Les périodes au cours desquelles la différenciation sexuelle du cerveau est particulièrement sensible aux hormones sexuelles stéroïdiennes sont celles qui précèdent et suivent la naissance, ainsi que la puberté. Des niveaux hormonaux atypiques dans la période périnatale peuvent être à l'origine de troubles de l'identité sexuelle, défini comme le sentiment, chez certains enfants, de ne pas être nés avec le "bon" sexe (Julie Bakker, Université de Liège, Belgique). Les effets des hormones sexuelles pendant la puberté sur l'identité sexuelle ainsi que sur la cognition et le développement social sont en cours d'examen chez des jeunes gens traités avec une hormone de libération des gonadotrophines (GnRH). Il s'agit de l'hormone qui régule la production d'hormones sexuelles par les gonades ; elle est utilisée chez certains enfants présentant un trouble de l'identité sexuelle pour faciliter les interventions chirurgicales de réattribution sexuelle.

Le début de la puberté, notamment la production de GnRH, implique une régulation épigénétique complexe : un réseau de gènes contrôle la transcription de gènes particuliers et la production des protéines (Sergio Ojeda, Oregon Health Sciences University, Beaverton, USA; Vincent Prévot, Inserm U837, Université de Lille 2, France). Les processus développementaux clés sont initiés et maintenus par des activateurs mais dominés par des répresseurs et des répresseurs de répresseurs : certains de ces gènes régulateurs sont identifiés et leurs actions décrites (Ojeda). La production de GnRH par les neurones de l'hypothalamus est adaptée aux différents stades de la puberté chez les souris par des groupes spécifiques de micro-ARN - un type spécial de molécule de régulation - présents dans ces neurones (Prévot). D'autres informations émergent également concernant les mécanismes cellulaires sous-jacents aux modifications pubertaires dans le cerveau. Chez les souris, la GnRH semble réguler la migration et la connectivité prénatales des neurones produisant la GnRH dans l'hypothalamus (Prévot), alors que chez les rats en période de puberté, la GnRH modifie la production de nouveaux neurones et de cellules gliales de support dans certains noyaux du cerveau impliqués dans la reproduction (Sisk).
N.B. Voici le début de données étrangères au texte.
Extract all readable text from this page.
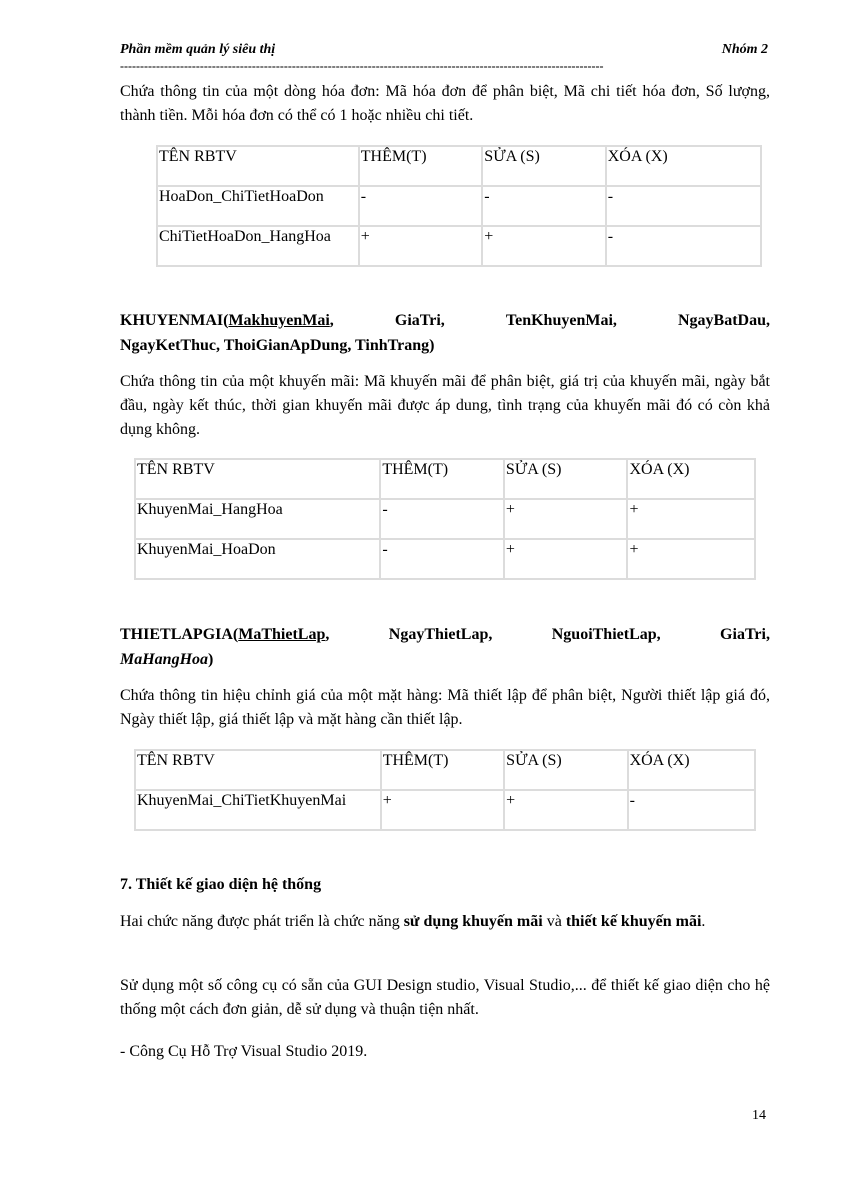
Phần mềm quản lý siêu thị	Nhóm 2
-------------------------------------------------------------------------------------------------------------------------
Chứa thông tin của một dòng hóa đơn: Mã hóa đơn để phân biệt, Mã chi tiết hóa đơn, Số lượng, thành tiền. Mỗi hóa đơn có thể có 1 hoặc nhiều chi tiết.
TÊN RBTV	THÊM(T)	SỬA (S)	XÓA (X)
HoaDon_ChiTietHoaDon	-	-	-
ChiTietHoaDon_HangHoa	+	+	-
KHUYENMAI(MakhuyenMai,	GiaTri,	TenKhuyenMai,	NgayBatDau,
NgayKetThuc, ThoiGianApDung, TinhTrang)
Chứa thông tin của một khuyến mãi: Mã khuyến mãi để phân biệt, giá trị của khuyến mãi, ngày bắt đầu, ngày kết thúc, thời gian khuyến mãi được áp dung, tình trạng của khuyến mãi đó có còn khả dụng không.
TÊN RBTV	THÊM(T)	SỬA (S)	XÓA (X)
KhuyenMai_HangHoa	-	+	+
KhuyenMai_HoaDon	-	+	+
THIETLAPGIA(MaThietLap,	NgayThietLap,	NguoiThietLap,	GiaTri,
MaHangHoa)
Chứa thông tin hiệu chỉnh giá của một mặt hàng: Mã thiết lập để phân biệt, Người thiết lập giá đó, Ngày thiết lập, giá thiết lập và mặt hàng cần thiết lập.
TÊN RBTV	THÊM(T)	SỬA (S)	XÓA (X)
KhuyenMai_ChiTietKhuyenMai	+	+	-
7. Thiết kế giao diện hệ thống
Hai chức năng được phát triển là chức năng sử dụng khuyến mãi và thiết kế khuyến mãi.
Sử dụng một số công cụ có sẵn của GUI Design studio, Visual Studio,... để thiết kế giao diện cho hệ thống một cách đơn giản, dễ sử dụng và thuận tiện nhất.
- Công Cụ Hỗ Trợ Visual Studio 2019.
14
Chez les jeunes hommes souffrant de maladies génétiques rares chez lesquels la voie de la GnRH est insuffisante et les hormones sexuelles ne sont pas produites (hypogonadisme hypogonadotrope congénital et syndrome de Kallmann), les testicules ne se développent pas et la puberté ne commence pas. Un programme de traitement des patients souffrant de ces pathologies, tenant compte de ses effets sur la personnalité et les interactions sociales a été décrit (Carel et Young).

La Fondation Ipsen

Créée en 1983 sous l'égide de la Fondation de France, la Fondation Ipsen a pour vocation de contribuer au développement et à la diffusion des connaissances scientifiques. Inscrite dans la durée, l'action de la Fondation Ipsen vise à favoriser les interactions entre chercheurs et cliniciens, échanges indispensables en raison de l'extrême spécialisation de ces professions. L'ambition de la Fondation Ipsen est d'initier une réflexion sur les grands enjeux scientifiques des années à venir. La Fondation a développé un important réseau international d'experts scientifiques qu'elle réunit régulièrement dans le cadre de Colloques Médecine et Recherche, consacrés à six grands thèmes: la maladie d'Alzheimer, les neurosciences, la longévité, l'endocrinologie, l'arbre vasculaire et le cancer. Par ailleurs, la Fondation Ipsen a initié, à partir de 2007, plusieurs séries de réunions en partenariat avec le Salk Institute, le Karolinska Institutet, le Massachusetts General Hospital, les Days of Molecular Medicine Global Foundation, ainsi qu'avec les revues Nature, Cell et Science. La Fondation Ipsen a publié plus d'une centaine d'ouvrages et a attribué plus de 250 prix et bourses.